RESEARCH QUESTION:
Can we say that the average scores obtained in math and reading
comprehention are different?
mydata <- read.table("./StudentsPerformance.csv", header = TRUE, sep = ",")
head(mydata)
## gender race.ethnicity parental.level.of.education lunch test.preparation.course math.score reading.score
## 1 female group B bachelor's degree standard none 72 72
## 2 female group C some college standard completed 69 90
## 3 female group B master's degree standard none 90 95
## 4 male group A associate's degree free/reduced none 47 57
## 5 male group C some college standard none 76 78
## 6 female group B associate's degree standard none 71 83
## writing.score
## 1 74
## 2 88
## 3 93
## 4 44
## 5 75
## 6 78
mydata$race.ethnicity <- NULL
mydata$parental.level.of.education <- NULL
mydata$lunch <- NULL
mydata$test.preparation.course <- NULL
mydata$writing.score <- NULL
˙˙
head(mydata, 10)
## gender math.score reading.score
## 1 female 72 72
## 2 female 69 90
## 3 female 90 95
## 4 male 47 57
## 5 male 76 78
## 6 female 71 83
## 7 female 88 95
## 8 male 40 43
## 9 male 64 64
## 10 female 38 60
Unit of observation: one student
I have found this dataset on Kaggle.com with the title Students Performance on Exams. Since the sample size (1000) is way to large, i will choose a random sample of 150 students.
set.seed(1)
mydata <- mydata[sample(nrow(mydata), 150), ]
head(mydata)
## gender math.score reading.score
## 836 female 60 64
## 679 male 81 75
## 129 male 82 82
## 930 female 48 56
## 509 male 79 78
## 471 female 83 85
#install.packages("rstatix")
library("rstatix")
##
## Attaching package: 'rstatix'
## The following object is masked from 'package:stats':
##
## filter
#install.packages("tidyverse")
library(tidyverse)
## ── Attaching core tidyverse packages ──────────────────────────────────────────────────────────────── tidyverse 2.0.0 ──
## ✔ dplyr 1.1.4 ✔ readr 2.1.5
## ✔ forcats 1.0.0 ✔ stringr 1.5.1
## ✔ lubridate 1.9.3 ✔ tibble 3.2.1
## ✔ purrr 1.0.2 ✔ tidyr 1.3.0
## ── Conflicts ────────────────────────────────────────────────────────────────────────────────── tidyverse_conflicts() ──
## ✖ dplyr::filter() masks rstatix::filter(), stats::filter()

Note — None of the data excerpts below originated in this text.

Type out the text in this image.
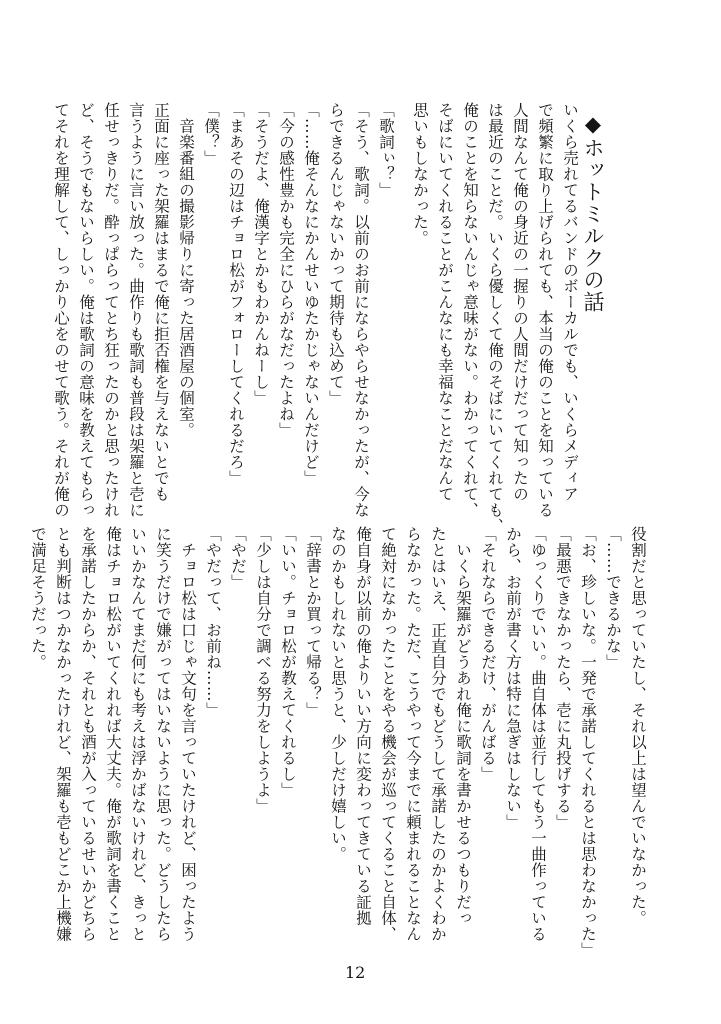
◆ホットミルクの話
いくら売れてるバンドのボーカルでも、いくらメディア
で頻繁に取り上げられても、本当の俺のことを知っている
人間なんて俺の身近の一握りの人間だけだって知ったの
は最近のことだ。いくら優しくて俺のそばにいてくれても、
俺のことを知らないんじゃ意味がない。わかってくれて、
そばにいてくれることがこんなにも幸福なことだなんて
思いもしなかった。
「歌詞ぃ？」
「そう、歌詞。以前のお前にならやらせなかったが、今な
らできるんじゃないかって期待も込めて」
「……俺そんなにかんせいゆたかじゃないんだけど」
「今の感性豊かも完全にひらがなだったよね」
「そうだよ、俺漢字とかもわかんねーし」
「まあその辺はチョロ松がフォローしてくれるだろ」
「僕？」
　音楽番組の撮影帰りに寄った居酒屋の個室。
正面に座った架羅はまるで俺に拒否権を与えないとでも
言うように言い放った。曲作りも歌詞も普段は架羅と壱に
任せっきりだ。酔っぱらってとち狂ったのかと思ったけれ
ど、そうでもないらしい。俺は歌詞の意味を教えてもらっ
てそれを理解して、しっかり心をのせて歌う。それが俺の
役割だと思っていたし、それ以上は望んでいなかった。
「……できるかな」
「お、珍しいな。一発で承諾してくれるとは思わなかった」
「最悪できなかったら、壱に丸投げする」
「ゆっくりでいい。曲自体は並行してもう一曲作っている
から、お前が書く方は特に急ぎはしない」
「それならできるだけ、がんばる」
　いくら架羅がどうあれ俺に歌詞を書かせるつもりだっ
たとはいえ、正直自分でもどうして承諾したのかよくわか
らなかった。ただ、こうやって今までに頼まれることなん
て絶対になかったことをやる機会が巡ってくること自体、
俺自身が以前の俺よりいい方向に変わってきている証拠
なのかもしれないと思うと、少しだけ嬉しい。
「辞書とか買って帰る？」
「いい。チョロ松が教えてくれるし」
「少しは自分で調べる努力をしようよ」
「やだ」
「やだって、お前ね……」
　チョロ松は口じゃ文句を言っていたけれど、困ったよう
に笑うだけで嫌がってはいないように思った。どうしたら
いいかなんてまだ何にも考えは浮かばないけれど、きっと
俺はチョロ松がいてくれれば大丈夫。俺が歌詞を書くこと
を承諾したからか、それとも酒が入っているせいかどちら
とも判断はつかなかったけれど、架羅も壱もどこか上機嫌
で満足そうだった。
12
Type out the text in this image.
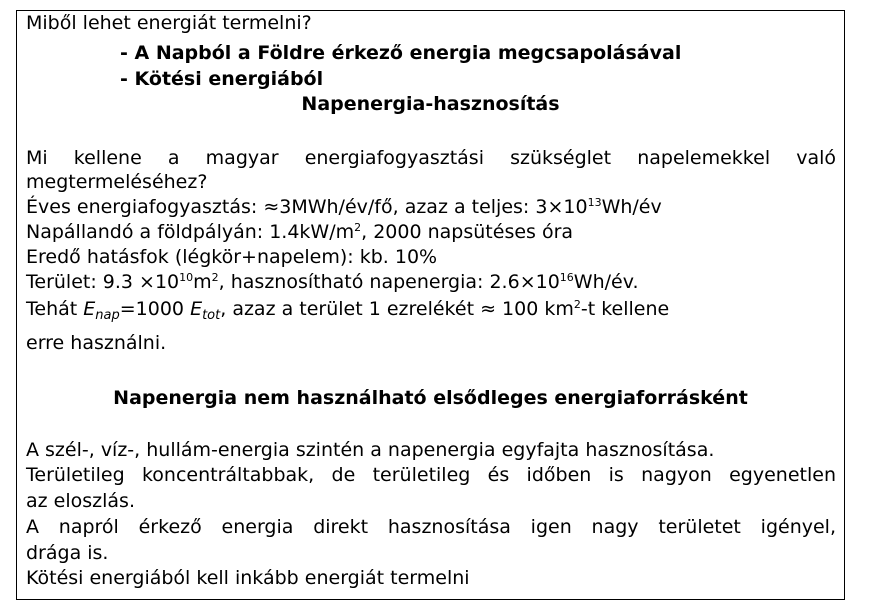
Miből lehet energiát termelni?
- A Napból a Földre érkező energia megcsapolásával
- Kötési energiából
Napenergia-hasznosítás
Mi kellene a magyar energiafogyasztási szükséglet napelemekkel való
megtermeléséhez?
Éves energiafogyasztás: ≈3MWh/év/fő, azaz a teljes: $3\times 10^{13}Wh/év$
Napállandó a földpályán: $1.4kW/m^2$, 2000 napsütéses óra
Eredő hatásfok (légkör+napelem): kb. 10%
Terület: $9.3 \times 10^{10}m^2$, hasznosítható napenergia: $2.6\times 10^{16}Wh/év$.
Tehát $E_{nap}=1000$ $E_{tot}$, azaz a terület 1 ezrelékét ≈ 100 $km^2-t$ kellene
erre használni.
Napenergia nem használható elsődleges energiaforrásként
A szél-, víz-, hullám-energia szintén a napenergia egyfajta hasznosítása.
Területileg koncentráltabbak, de területileg és időben is nagyon egyenetlen
az eloszlás.
A napról érkező energia direkt hasznosítása igen nagy területet igényel,
drága is.
Kötési energiából kell inkább energiát termelni
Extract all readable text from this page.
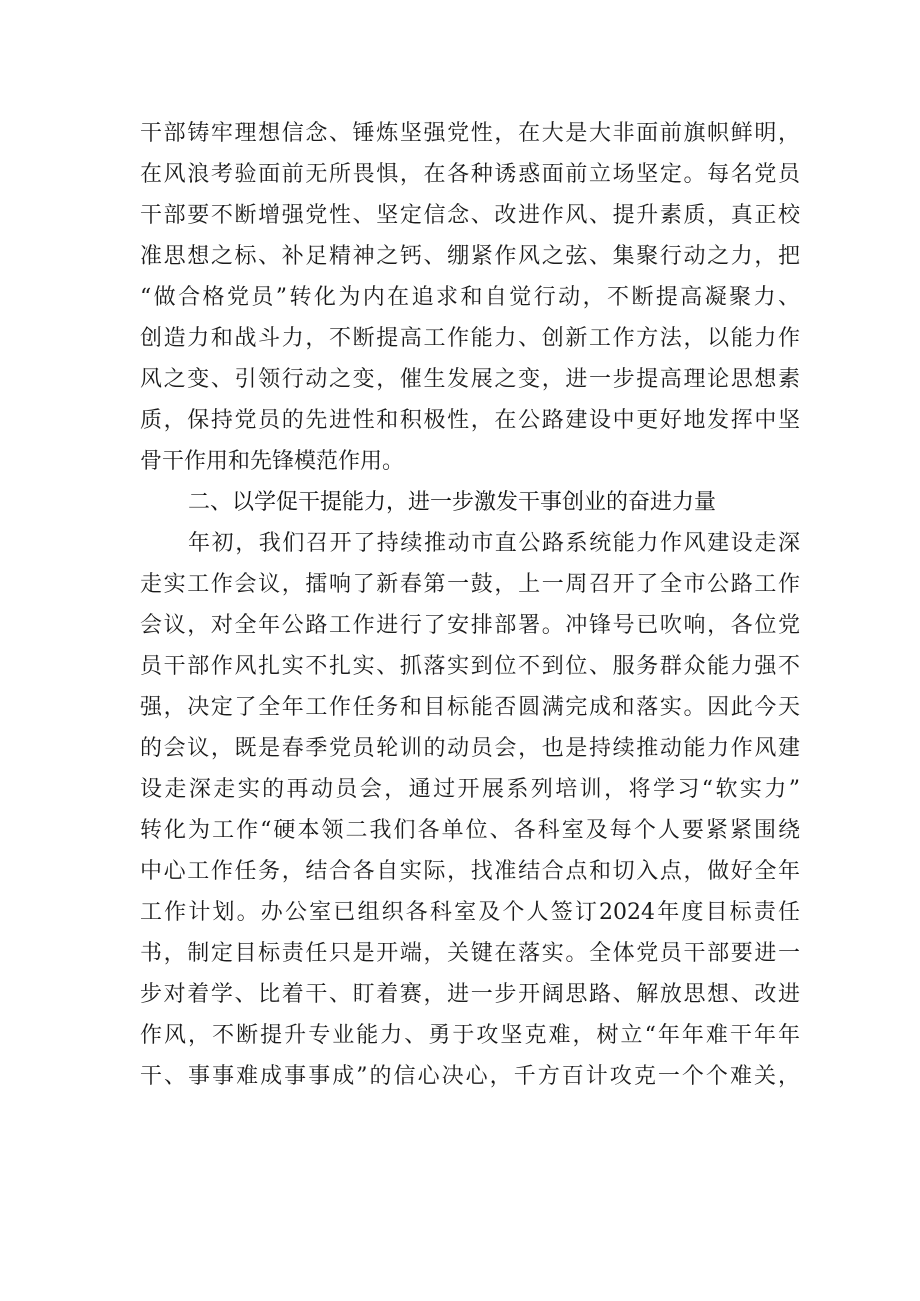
干部铸牢理想信念、锤炼坚强党性，在大是大非面前旗帜鲜明，
在风浪考验面前无所畏惧，在各种诱惑面前立场坚定。每名党员
干部要不断增强党性、坚定信念、改进作风、提升素质，真正校
准思想之标、补足精神之钙、绷紧作风之弦、集聚行动之力，把
“做合格党员”转化为内在追求和自觉行动，不断提高凝聚力、
创造力和战斗力，不断提高工作能力、创新工作方法，以能力作
风之变、引领行动之变，催生发展之变，进一步提高理论思想素
质，保持党员的先进性和积极性，在公路建设中更好地发挥中坚
骨干作用和先锋模范作用。
二、以学促干提能力，进一步激发干事创业的奋进力量
年初，我们召开了持续推动市直公路系统能力作风建设走深
走实工作会议，擂响了新春第一鼓，上一周召开了全市公路工作
会议，对全年公路工作进行了安排部署。冲锋号已吹响，各位党
员干部作风扎实不扎实、抓落实到位不到位、服务群众能力强不
强，决定了全年工作任务和目标能否圆满完成和落实。因此今天
的会议，既是春季党员轮训的动员会，也是持续推动能力作风建
设走深走实的再动员会，通过开展系列培训，将学习“软实力”
转化为工作“硬本领二我们各单位、各科室及每个人要紧紧围绕
中心工作任务，结合各自实际，找准结合点和切入点，做好全年
工作计划。办公室已组织各科室及个人签订2024年度目标责任
书，制定目标责任只是开端，关键在落实。全体党员干部要进一
步对着学、比着干、盯着赛，进一步开阔思路、解放思想、改进
作风，不断提升专业能力、勇于攻坚克难，树立“年年难干年年
干、事事难成事事成”的信心决心，千方百计攻克一个个难关，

## ✖ dplyr::lag() masks stats::lag()
## ✖ dplyr::recode() masks car::recode()
## ✖ purrr::some() masks car::some()
## ℹ Use the conflicted package (<http://conflicted.r-lib.org/>) to force all conflicts to become errors
H0: difference between the variables is normally
distributed
H1: difference between the variables is not normally
distributed
mydata$Difference <- mydata$math.score - mydata$reading.score
library(ggplot2)
ggplot(mydata, aes(x = Difference)) +
geom_histogram(binwidth = 4, color = "black") +
xlab("Differences")
Based on this ggplot, i can assume that distribution is not normal and it is actually skewed to the right, But just to make sure, i will perform a shapiro wilk test.
shapiro.test(mydata$Difference)
##
## Shapiro-Wilk normality test
##
## data: mydata$Difference
## W = 0.97874, p-value = 0.02004
Based on the p value, i can reject the null hypothesis (at p=0,021), therefore i will perform Wilcoxson sign ranked test. But first i will also do the t-test, just to see the comparison.
First I will show some descriptive statistics for my data.
library(psych)
##
## Attaching package: 'psych'
## The following objects are masked from 'package:ggplot2':
##
## %+%, alpha
## The following object is masked from 'package:car':
##
## logit
describe(mydata[ , -1])
## vars n mean sd median trimmed mad min max range skew kurtosis se
## math.score 1 150 65.55 15.76 66.5 66.07 15.57 23 99 76 -0.31 -0.20 1.29
## reading.score 2 150 68.71 14.95 69.5 69.06 16.31 24 100 76 -0.22 -0.35 1.22
## Difference 3 150 -3.16 9.45 -4.0 -3.50 10.38 -21 20 41 0.30 -0.60 0.77
Now i will perform a parametric test: t-test.
HO: the difference between the two means is
zero
H1: the difference between the two means is not
zero
t.test(mydata$math.score, mydata$reading.score,
paired = TRUE,
alternative = "two.sided")
##
## Paired t-test
##
## data: mydata$math.score and mydata$reading.score
## t = -4.0939, df = 149, p-value = 6.93e-05
## alternative hypothesis: true mean difference is not equal to 0
## 95 percent confidence interval:
## -4.685248 -1.634752
## sample estimates:
## mean difference
## -3.16
Based on the p-value (p<o.oo1) I can conclude, that the difference between the two means is not equal to zero. I can reject the HO.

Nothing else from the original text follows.